Forum Moderators: phranque
Senario:
Someone is on www.xyz.com looking at some page, and they click on a link URL=http://www.mysite.com I want that person to be redirected to www.mysite.com/dt/index.html I only have control over mysite.com, not xyz.com
Code in .htaccess file:
RewriteEngine on
RewriteCond {%HTTP_REFERER} ^(www\.)?xyz.com$
RewriteRule ^(.*)$ http://example.com/dt/$1 [R,L]
This code has been through several changes, but this is the latest incarnation, and it's still not working. Links from xyz.com still go to mysite.com/index.html If this can be accomplished another way, I'm perfectly ok with it. I'm not stuck on .htaccess for any reason other than I was told it was the only way. My hosting provider is 1and1, and they told me .htaccess use is permitted. Thank you so much for any help you can offer.

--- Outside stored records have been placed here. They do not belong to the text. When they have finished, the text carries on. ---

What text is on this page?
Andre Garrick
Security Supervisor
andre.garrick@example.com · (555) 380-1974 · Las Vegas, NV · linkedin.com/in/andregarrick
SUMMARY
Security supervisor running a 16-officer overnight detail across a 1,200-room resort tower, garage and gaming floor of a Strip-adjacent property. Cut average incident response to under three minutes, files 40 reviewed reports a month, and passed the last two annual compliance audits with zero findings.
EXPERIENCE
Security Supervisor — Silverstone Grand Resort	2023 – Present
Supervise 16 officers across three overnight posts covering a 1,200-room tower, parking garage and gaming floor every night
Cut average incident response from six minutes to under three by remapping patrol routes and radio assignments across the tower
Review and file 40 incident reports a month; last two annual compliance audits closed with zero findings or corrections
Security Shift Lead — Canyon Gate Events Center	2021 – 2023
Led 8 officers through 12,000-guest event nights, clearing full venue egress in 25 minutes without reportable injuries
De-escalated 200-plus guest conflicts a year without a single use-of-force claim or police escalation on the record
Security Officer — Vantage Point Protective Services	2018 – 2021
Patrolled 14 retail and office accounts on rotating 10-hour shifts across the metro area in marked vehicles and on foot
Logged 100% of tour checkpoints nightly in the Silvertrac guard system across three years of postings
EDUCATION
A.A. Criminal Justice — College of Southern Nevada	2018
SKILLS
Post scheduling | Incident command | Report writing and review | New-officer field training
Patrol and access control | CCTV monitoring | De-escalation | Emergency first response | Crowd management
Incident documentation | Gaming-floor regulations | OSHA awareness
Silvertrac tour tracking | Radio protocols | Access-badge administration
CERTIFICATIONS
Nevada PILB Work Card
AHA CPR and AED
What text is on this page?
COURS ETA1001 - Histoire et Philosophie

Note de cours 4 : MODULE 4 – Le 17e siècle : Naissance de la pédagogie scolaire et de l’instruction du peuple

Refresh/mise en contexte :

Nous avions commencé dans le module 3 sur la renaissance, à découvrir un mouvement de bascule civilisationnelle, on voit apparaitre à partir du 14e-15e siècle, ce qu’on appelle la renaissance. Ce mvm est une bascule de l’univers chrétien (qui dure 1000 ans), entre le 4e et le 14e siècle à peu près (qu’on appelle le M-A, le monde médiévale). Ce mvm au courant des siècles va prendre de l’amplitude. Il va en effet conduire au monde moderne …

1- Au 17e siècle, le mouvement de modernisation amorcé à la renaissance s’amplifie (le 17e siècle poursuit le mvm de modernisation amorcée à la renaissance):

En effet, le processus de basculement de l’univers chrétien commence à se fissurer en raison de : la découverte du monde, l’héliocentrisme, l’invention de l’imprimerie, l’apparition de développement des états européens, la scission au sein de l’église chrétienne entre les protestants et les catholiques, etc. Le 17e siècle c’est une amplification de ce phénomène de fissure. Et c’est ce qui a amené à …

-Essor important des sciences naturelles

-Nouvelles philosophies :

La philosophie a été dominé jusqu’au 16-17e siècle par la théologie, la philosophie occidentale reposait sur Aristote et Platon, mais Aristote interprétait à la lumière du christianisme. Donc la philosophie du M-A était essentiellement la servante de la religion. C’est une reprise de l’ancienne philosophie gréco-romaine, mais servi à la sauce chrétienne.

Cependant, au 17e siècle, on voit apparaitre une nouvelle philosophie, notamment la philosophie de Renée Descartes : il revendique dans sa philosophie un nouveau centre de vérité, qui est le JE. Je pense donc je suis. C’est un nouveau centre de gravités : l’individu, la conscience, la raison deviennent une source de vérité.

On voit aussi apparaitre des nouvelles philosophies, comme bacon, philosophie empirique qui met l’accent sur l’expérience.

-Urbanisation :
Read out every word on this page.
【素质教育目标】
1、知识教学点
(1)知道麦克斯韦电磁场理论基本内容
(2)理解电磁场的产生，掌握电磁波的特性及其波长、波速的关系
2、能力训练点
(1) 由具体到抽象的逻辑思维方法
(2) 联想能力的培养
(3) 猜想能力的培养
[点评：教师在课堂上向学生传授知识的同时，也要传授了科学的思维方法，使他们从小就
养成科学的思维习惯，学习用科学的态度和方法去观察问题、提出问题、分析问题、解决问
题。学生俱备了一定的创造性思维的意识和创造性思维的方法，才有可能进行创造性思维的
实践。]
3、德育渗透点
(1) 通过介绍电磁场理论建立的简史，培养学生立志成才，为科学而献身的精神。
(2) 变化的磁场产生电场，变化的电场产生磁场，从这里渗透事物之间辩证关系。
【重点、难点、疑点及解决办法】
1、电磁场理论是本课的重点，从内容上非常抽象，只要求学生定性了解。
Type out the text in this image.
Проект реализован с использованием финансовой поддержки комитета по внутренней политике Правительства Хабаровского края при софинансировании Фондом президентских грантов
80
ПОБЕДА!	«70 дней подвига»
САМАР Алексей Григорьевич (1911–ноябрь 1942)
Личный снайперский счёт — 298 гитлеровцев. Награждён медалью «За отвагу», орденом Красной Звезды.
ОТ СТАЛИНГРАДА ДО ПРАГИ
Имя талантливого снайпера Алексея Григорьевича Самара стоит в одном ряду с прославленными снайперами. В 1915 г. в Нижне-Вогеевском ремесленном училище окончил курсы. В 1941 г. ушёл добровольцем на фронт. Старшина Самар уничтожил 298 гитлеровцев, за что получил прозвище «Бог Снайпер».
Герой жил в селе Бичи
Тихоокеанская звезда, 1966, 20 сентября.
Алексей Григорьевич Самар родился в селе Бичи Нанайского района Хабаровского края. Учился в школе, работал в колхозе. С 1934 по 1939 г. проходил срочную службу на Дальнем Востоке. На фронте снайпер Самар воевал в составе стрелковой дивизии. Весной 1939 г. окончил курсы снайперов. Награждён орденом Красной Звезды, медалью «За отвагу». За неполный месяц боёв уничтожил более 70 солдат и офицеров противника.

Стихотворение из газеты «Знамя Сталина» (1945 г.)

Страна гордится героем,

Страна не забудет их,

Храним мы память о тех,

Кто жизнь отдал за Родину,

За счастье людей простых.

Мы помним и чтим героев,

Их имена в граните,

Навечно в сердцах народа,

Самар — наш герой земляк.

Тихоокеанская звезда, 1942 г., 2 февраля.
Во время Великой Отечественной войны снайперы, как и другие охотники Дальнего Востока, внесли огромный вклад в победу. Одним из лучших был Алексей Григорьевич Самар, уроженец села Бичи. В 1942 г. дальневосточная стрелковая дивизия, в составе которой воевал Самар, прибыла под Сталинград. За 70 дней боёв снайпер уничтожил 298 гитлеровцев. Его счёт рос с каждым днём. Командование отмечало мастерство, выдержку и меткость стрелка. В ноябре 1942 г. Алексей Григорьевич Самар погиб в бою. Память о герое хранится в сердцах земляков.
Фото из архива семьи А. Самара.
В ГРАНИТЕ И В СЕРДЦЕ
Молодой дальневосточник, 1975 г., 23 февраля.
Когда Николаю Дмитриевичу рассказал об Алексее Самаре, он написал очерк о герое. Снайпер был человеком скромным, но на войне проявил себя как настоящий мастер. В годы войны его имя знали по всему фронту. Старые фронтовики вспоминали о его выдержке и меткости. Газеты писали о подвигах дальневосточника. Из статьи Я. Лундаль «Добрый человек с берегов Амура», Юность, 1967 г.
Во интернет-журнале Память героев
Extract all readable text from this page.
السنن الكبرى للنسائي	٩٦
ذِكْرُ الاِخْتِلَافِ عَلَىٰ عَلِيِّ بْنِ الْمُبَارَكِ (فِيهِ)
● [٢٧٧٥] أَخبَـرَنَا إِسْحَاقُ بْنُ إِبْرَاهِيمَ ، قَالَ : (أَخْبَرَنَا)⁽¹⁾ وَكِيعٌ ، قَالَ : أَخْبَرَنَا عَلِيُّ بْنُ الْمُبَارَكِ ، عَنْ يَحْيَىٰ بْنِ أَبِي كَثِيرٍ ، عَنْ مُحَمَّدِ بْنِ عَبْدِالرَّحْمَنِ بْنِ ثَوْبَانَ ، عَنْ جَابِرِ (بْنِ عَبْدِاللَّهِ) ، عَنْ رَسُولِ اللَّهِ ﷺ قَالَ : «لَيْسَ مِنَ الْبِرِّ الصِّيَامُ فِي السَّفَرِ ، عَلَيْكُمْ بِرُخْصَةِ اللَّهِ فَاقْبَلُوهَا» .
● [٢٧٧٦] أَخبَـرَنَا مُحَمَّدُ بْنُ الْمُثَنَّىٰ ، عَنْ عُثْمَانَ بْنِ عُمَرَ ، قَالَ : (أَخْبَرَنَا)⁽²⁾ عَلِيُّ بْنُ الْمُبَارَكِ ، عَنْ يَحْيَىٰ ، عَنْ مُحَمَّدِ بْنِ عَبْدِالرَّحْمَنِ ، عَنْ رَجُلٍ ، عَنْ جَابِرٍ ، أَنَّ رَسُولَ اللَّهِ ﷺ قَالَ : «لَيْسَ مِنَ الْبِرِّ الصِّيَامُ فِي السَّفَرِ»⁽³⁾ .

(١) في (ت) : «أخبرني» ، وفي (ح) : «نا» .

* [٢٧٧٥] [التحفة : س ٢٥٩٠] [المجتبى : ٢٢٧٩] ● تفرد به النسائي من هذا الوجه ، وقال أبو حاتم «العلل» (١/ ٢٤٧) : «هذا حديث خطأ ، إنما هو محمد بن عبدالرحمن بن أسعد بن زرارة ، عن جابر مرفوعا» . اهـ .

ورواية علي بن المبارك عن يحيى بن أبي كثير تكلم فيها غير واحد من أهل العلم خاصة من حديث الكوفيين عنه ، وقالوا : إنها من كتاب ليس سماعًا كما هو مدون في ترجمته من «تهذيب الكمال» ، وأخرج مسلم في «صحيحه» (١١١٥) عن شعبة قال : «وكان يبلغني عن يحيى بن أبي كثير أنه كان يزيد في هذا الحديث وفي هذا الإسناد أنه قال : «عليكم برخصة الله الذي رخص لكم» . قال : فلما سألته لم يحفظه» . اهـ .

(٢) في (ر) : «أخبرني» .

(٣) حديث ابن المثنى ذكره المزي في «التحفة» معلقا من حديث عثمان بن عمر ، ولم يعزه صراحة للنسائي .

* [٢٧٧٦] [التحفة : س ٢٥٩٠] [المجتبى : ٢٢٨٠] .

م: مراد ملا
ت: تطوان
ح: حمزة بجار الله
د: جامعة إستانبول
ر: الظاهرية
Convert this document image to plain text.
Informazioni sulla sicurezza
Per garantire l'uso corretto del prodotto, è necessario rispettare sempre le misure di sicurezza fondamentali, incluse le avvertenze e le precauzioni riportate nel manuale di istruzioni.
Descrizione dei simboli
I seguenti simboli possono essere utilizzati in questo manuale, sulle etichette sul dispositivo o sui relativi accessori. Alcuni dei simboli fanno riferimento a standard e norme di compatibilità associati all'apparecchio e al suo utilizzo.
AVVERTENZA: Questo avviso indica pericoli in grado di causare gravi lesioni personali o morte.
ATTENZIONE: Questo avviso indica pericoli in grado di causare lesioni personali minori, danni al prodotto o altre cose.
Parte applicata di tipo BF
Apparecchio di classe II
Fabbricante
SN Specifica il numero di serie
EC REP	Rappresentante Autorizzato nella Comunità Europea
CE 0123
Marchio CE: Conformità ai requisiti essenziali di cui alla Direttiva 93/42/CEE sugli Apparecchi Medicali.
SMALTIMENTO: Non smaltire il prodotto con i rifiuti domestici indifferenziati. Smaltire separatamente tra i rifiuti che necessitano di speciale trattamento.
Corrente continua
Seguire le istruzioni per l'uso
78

[edited by: jdMorgan at 5:24 am (utc) on June 8, 2007]
[edit reason] example.com [/edit]
But it won't be; It will have "http://" at the beginning, and in most cases, at least a slash at the end.
I'd recommend changing your RewriteCond to:
RewriteCond %{HTTP_REFERER} ^https?://(www\.)?xyz\.com
This condition will now match if the referrer is from any page on www.xyz.com or xyz.com, whether it's a secure (https) or insecure (http) page.
Jim
Current code looks like:
RewriteEngine on
RewriteCond %{HTTP_REFERER} ^https?://(www\.)?xyz\.com
RewriteRule ^(.*)$ http://example.com/dt/$1 [R,L]
Any ideas? Thanks again!
[edited by: Raid at 6:20 am (utc) on June 8, 2007]
Yes, it makes a difference -- The code has to match all the observed referrer variants.
So try:
RewriteCond %{HTTP_REFERER} ^https?://([^.]+\.)*xyz\.com
The pattern reads, "match http or https, followed by a colon and two slashes, followed by any number (including zero) of the sequence: (one or more characters not a period, followed by a period) followed by xyz.com, followed by anything or nothing."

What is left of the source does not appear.